Photo by Anca Wyland

In her artwork, Heather Theresa Clark builds systems that critique our current world predicament. Her work plays on what she calls cultural neurosis: the human tendency to over-consume, over-build, over-groom, etc. in lieu of direct physical exertion to ensure survival.  She views this as a misdirected attempt to satisfy basic primal urges for shelter, food, and clothing in a society where actions are grossly amplified because one gallon of gasoline equals five hundred hours of human work output.

Heather’s work and perspective have evolved from her background in green building, urban planning, and ecology, and most recently from her life in exurbia, where she has lived and worked for the past six years.  She is embedded in a landscape that feeds on cultural neurosis.  Meadows, forests, and farms transitioning to tract homes and cul de sacs have become her muse.  As an inhabitant of exurbia, Heather is both complicit and trapped in the consumption economy and its byproducts – climate change, inequality, unhealthiness, boredom.

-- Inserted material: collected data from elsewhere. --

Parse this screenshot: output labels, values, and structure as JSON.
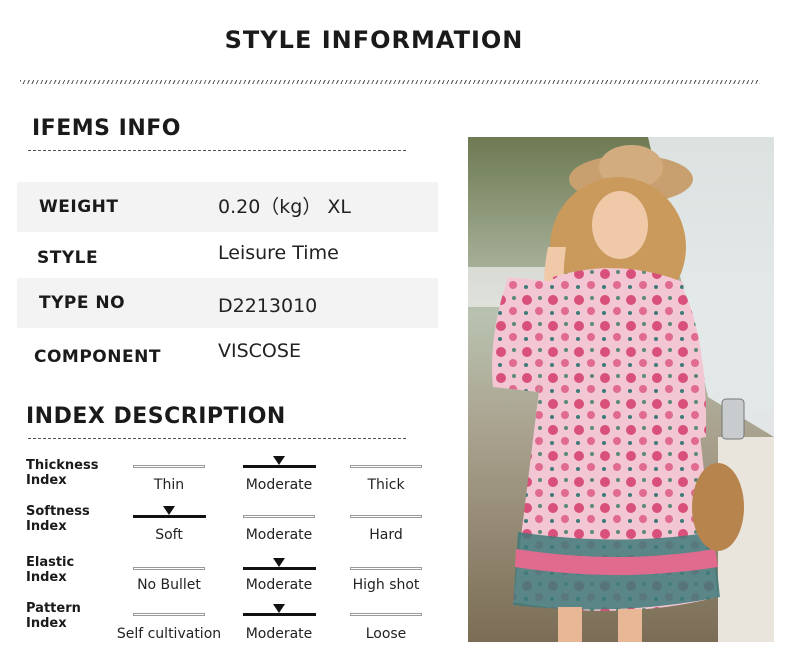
{
  "page_title": "STYLE INFORMATION",
  "items_title": "IFEMS INFO",
  "items": [
    {
      "label": "WEIGHT",
      "value": "0.20（kg） XL"
    },
    {
      "label": "STYLE",
      "value": "Leisure Time"
    },
    {
      "label": "TYPE NO",
      "value": "D2213010"
    },
    {
      "label": "COMPONENT",
      "value": "VISCOSE"
    }
  ],
  "index_title": "INDEX DESCRIPTION",
  "indices": [
    {
      "label_1": "Thickness",
      "label_2": "Index",
      "options": [
        "Thin",
        "Moderate",
        "Thick"
      ],
      "selected": 1
    },
    {
      "label_1": "Softness",
      "label_2": "Index",
      "options": [
        "Soft",
        "Moderate",
        "Hard"
      ],
      "selected": 0
    },
    {
      "label_1": "Elastic",
      "label_2": "Index",
      "options": [
        "No Bullet",
        "Moderate",
        "High shot"
      ],
      "selected": 1
    },
    {
      "label_1": "Pattern",
      "label_2": "Index",
      "options": [
        "Self cultivation",
        "Moderate",
        "Loose"
      ],
      "selected": 1
    }
  ],
  "photo": {
    "subject": "model-in-floral-dress",
    "colors": {
      "dress": "#e98aa6",
      "hem": "#3f7a7a",
      "sky": "#d9e6ea"
    }
  }
}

Here, the uncanny valley, which is usually discussed in relation to artificial intelligence, appears to Heather in the industrially designed and generated vernacular; she works with her hands in defiance.  She dissects infrastructure, places, and the meaning of the built environment and its relation to nature.

Heather’s work and life has led her to believe that greater satisfaction can be achieved through physical proximity to meeting one’s basic needs – building with one’s hands, using one’s body, growing one’s own food. She yearns to reinvent how we live, using art, architecture and public interventions to catalyze built environments that power themselves, cleanse themselves, transform waste, provide wildlife habitat, produce food, and deeply satisfy inhabitants.

Heather Theresa Clark approaches art making as a planner, green developer, and ecologist.  She holds a Master of Science in Real Estate Development from the Massachusetts Institute of Technology, School of Architecture and Planning, and a Bachelor of Science from Cornell University, summa cum laude, in Environmental Science and Community Planning, a self-designed major.  As founder of Biome Studio, she has transformed a burned building shell into an open-air theater with a living sculpture; co-created the Busycle, a 15 person-pedal powered bus; overseen the largest deep energy retrofit in the U.S.; converted historic mills into green low-income housing; and installed over one megawatt of solar pv on 2,300 low-income apartments. Heather is also an activist.  Heather is the founder of the Play-In for Climate Action, a family-oriented climate change protest held annually at the US Capitol by Moms Clean Air Force, a special project of the Environmental Defense Fund. Heather is a Hamiltonian Fellow, the 2016 recipient of the Virginia Commission for the Arts Sculpture Fellowship Award, and the 2017 Artist-in-Residence at the Woods Hole Research Center, a leading global climate change think tank.